Ura didn’t reply, so Chikashi added, “I made the color copy of Goro’s watercolor—it’s there on the table, so please take a look. I’ll be back in a jiffy with some tea.”

That was how Ura and Chikashi began their conversation. Then they moved on to Goro’s watercolor painting:
What were those leafless trees in the foreground? It would be hard to tell during winter, but now that they’re covered with green leaves it should be possible to identify them. And that building in the painting, the one that’s visible on the opposite shore of the lake through the gaps between the bare-branched trees? You probably can’t see it from that window anymore, now that the trees have leafed out
. That was the kind of small talk they made.

After a while Ura sat up straighter on the couch, with an air of determination. Then, plainly nervous, she embarked on a different conversational tack with Chikashi, who was feeling rather tense herself.

“When I was assigned to work with Goro, it was the winter of the year I turned eighteen. I had met the requirements for admission to the University of Hamburg, but first I wanted to get some experience in the wider world for a year or two.

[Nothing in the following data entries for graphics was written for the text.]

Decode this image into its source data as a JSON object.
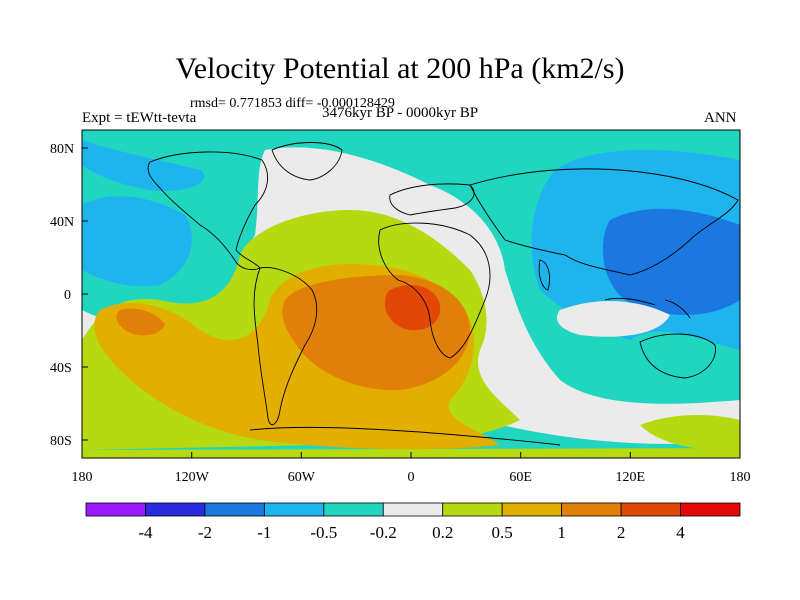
{
  "title": "Velocity Potential at 200 hPa (km2/s)",
  "stats": "rmsd= 0.771853 diff= -0.000128429",
  "experiment": "Expt = tEWtt-tevta",
  "period": "3476kyr BP - 0000kyr BP",
  "season": "ANN",
  "y_ticks": [
    "80N",
    "40N",
    "0",
    "40S",
    "80S"
  ],
  "x_ticks": [
    "180",
    "120W",
    "60W",
    "0",
    "60E",
    "120E",
    "180"
  ],
  "colorbar": {
    "colors": [
      "#9a1bff",
      "#2a2adf",
      "#1a78e0",
      "#1eb4ee",
      "#20d6c0",
      "#ebebeb",
      "#b6d90f",
      "#e2ae00",
      "#e08008",
      "#e24708",
      "#e40808"
    ],
    "labels": [
      "-4",
      "-2",
      "-1",
      "-0.5",
      "-0.2",
      "0.2",
      "0.5",
      "1",
      "2",
      "4"
    ]
  }
}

Then, right after I started working part-time for the Japan-Germany
Center in Berlin, I had the incredible good fortune to be chosen to be the assistant to Goro, who was there for the film festival. ‘Interpreter/attendant’ was the job title, though I don’t know whether I was much use as an interpreter ... For me, the time I spent with Goro was the first time I’d ever felt the joy of being a fresh, desirable young woman instead of just an awkward, clumsy, ill-favored girl with big feet.”

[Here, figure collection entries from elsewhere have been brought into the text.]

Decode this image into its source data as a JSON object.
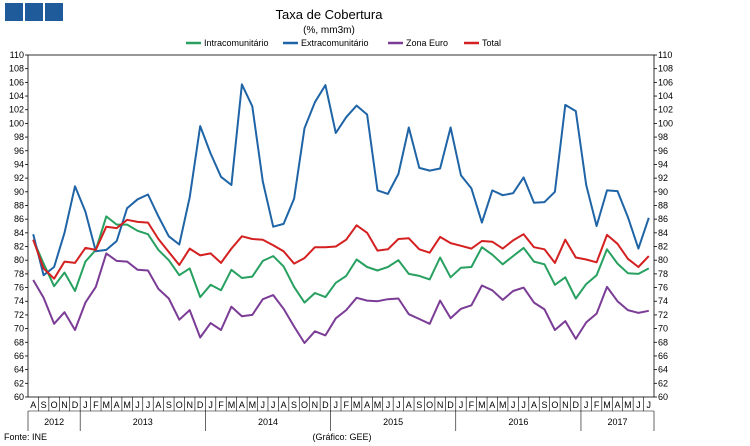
{
  "header": {
    "title": "Taxa de Cobertura",
    "subtitle": "(%, mm3m)"
  },
  "footer": {
    "source": "Fonte: INE",
    "graphic": "(Gráfico: GEE)"
  },
  "colors": {
    "brand": "#1f5a9a",
    "axis": "#000000",
    "grid": "#d0d0d0"
  },
  "chart_data": {
    "type": "line",
    "y_range": [
      60,
      110
    ],
    "y_tick_step": 2,
    "y_axis_both_sides": true,
    "legend_position": "top-center",
    "grid": false,
    "x": [
      "A",
      "S",
      "O",
      "N",
      "D",
      "J",
      "F",
      "M",
      "A",
      "M",
      "J",
      "J",
      "A",
      "S",
      "O",
      "N",
      "D",
      "J",
      "F",
      "M",
      "A",
      "M",
      "J",
      "J",
      "A",
      "S",
      "O",
      "N",
      "D",
      "J",
      "F",
      "M",
      "A",
      "M",
      "J",
      "J",
      "A",
      "S",
      "O",
      "N",
      "D",
      "J",
      "F",
      "M",
      "A",
      "M",
      "J",
      "J",
      "A",
      "S",
      "O",
      "N",
      "D",
      "J",
      "F",
      "M",
      "A",
      "M",
      "J",
      "J"
    ],
    "x_groups": [
      {
        "label": "2012",
        "start": 0,
        "end": 4
      },
      {
        "label": "2013",
        "start": 5,
        "end": 16
      },
      {
        "label": "2014",
        "start": 17,
        "end": 28
      },
      {
        "label": "2015",
        "start": 29,
        "end": 40
      },
      {
        "label": "2016",
        "start": 41,
        "end": 52
      },
      {
        "label": "2017",
        "start": 53,
        "end": 59
      }
    ],
    "series": [
      {
        "name": "Intracomunitário",
        "color": "#27a060",
        "values": [
          83,
          79.5,
          76.2,
          78.2,
          75.5,
          79.8,
          81.5,
          86.4,
          85.2,
          85.2,
          84.3,
          83.8,
          81.5,
          80,
          77.8,
          78.8,
          74.6,
          76.4,
          75.6,
          78.6,
          77.4,
          77.6,
          79.9,
          80.6,
          79.1,
          76.1,
          73.8,
          75.2,
          74.6,
          76.7,
          77.7,
          80.1,
          79,
          78.5,
          79,
          80,
          78,
          77.7,
          77.2,
          80.4,
          77.5,
          78.9,
          79,
          81.9,
          80.8,
          79.4,
          80.6,
          81.8,
          79.8,
          79.4,
          76.4,
          77.5,
          74.4,
          76.5,
          77.8,
          81.6,
          79.5,
          78.1,
          78,
          78.8
        ]
      },
      {
        "name": "Extracomunitário",
        "color": "#1f64a6",
        "values": [
          83.8,
          77.8,
          79,
          84,
          90.8,
          87.1,
          81.3,
          81.5,
          82.8,
          87.6,
          88.9,
          89.6,
          86.4,
          83.5,
          82.3,
          89.2,
          99.6,
          95.6,
          92.2,
          91,
          105.7,
          102.5,
          91.5,
          84.9,
          85.3,
          89,
          99.3,
          103.1,
          105.6,
          98.6,
          100.9,
          102.6,
          101.3,
          90.2,
          89.7,
          92.6,
          99.4,
          93.5,
          93.1,
          93.4,
          99.4,
          92.4,
          90.5,
          85.5,
          90.2,
          89.5,
          89.8,
          92.1,
          88.4,
          88.5,
          90,
          102.7,
          101.8,
          91,
          85,
          90.2,
          90.1,
          86.3,
          81.7,
          86.2
        ]
      },
      {
        "name": "Zona Euro",
        "color": "#7b3c96",
        "values": [
          77.1,
          74.5,
          70.7,
          72.4,
          69.8,
          73.8,
          76.1,
          81,
          79.9,
          79.8,
          78.6,
          78.5,
          75.8,
          74.4,
          71.3,
          72.7,
          68.7,
          70.8,
          69.8,
          73.2,
          71.8,
          72,
          74.3,
          74.9,
          72.9,
          70.3,
          67.9,
          69.6,
          69,
          71.5,
          72.7,
          74.5,
          74.1,
          74,
          74.3,
          74.4,
          72.1,
          71.4,
          70.7,
          74.1,
          71.5,
          72.9,
          73.4,
          76.3,
          75.6,
          74.2,
          75.5,
          76,
          73.8,
          72.8,
          69.8,
          71.1,
          68.5,
          70.9,
          72.2,
          76.1,
          74,
          72.7,
          72.3,
          72.6
        ]
      },
      {
        "name": "Total",
        "color": "#d42020",
        "values": [
          83,
          78.8,
          77.3,
          79.8,
          79.6,
          81.8,
          81.5,
          84.9,
          84.7,
          85.9,
          85.6,
          85.5,
          83.1,
          81.2,
          79.3,
          81.7,
          80.7,
          81,
          79.6,
          81.7,
          83.5,
          83.1,
          83,
          82.2,
          81.3,
          79.5,
          80.3,
          81.9,
          81.9,
          82,
          83,
          85.1,
          84,
          81.4,
          81.6,
          83.1,
          83.2,
          81.6,
          81.1,
          83.4,
          82.5,
          82.1,
          81.7,
          82.8,
          82.7,
          81.7,
          82.9,
          83.8,
          81.9,
          81.6,
          79.6,
          83,
          80.4,
          80.1,
          79.7,
          83.7,
          82.4,
          80.2,
          79,
          80.6
        ]
      }
    ]
  }
}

“I think it was a very happy time for Goro, as well,” Chikashi said. “You were there with him while he was painting this picture, weren’t you? I can tell that he was enjoying himself, and I think that must be why—even though it portrays a bleak, wintry landscape—this painting ended up having such a bright feeling to it.”

Ura flushed deeply all the way up to the firm skin under her eyes, as if her cheeks were being heated from inside. “‘An awkward, clumsy, ill-favored girl with big feet’: that was what my parents always used to say about me, until it got to be a sort of mantra. I guess it was their way of trying to motivate me to make the most of my academic strengths. But thanks to all their negative reinforcement, I was pretty much resigned to a future devoid of romance. And then Goro came along, and he told me that my face and figure were still sorting themselves out and assured me that one of these days I would suddenly become so startlingly beautiful that people who had known me before would laugh out loud in disbelief. He explained that the fable of the Ugly Duckling probably came from observing late-blooming girls like me, rather than being rooted in psychology. He even said that my transformation had already begun and that he thought I was really beautiful already.” As she said this, Ura once again blushed all the way up to her eyes.

“Goro talked to me about that,” Chikashi said. She didn’t feel as if she was telling a lie, but even so, she felt the need to backtrack: “Well, he didn’t actually talk to me directly, only through a cassette tape, but he said other things about you, too—like that if you were a feminist, you might say that even looking at women in ‘Ugly Duckling’ terms was the very essence of sexist discrimination. He was actually talking very seriously, for him.”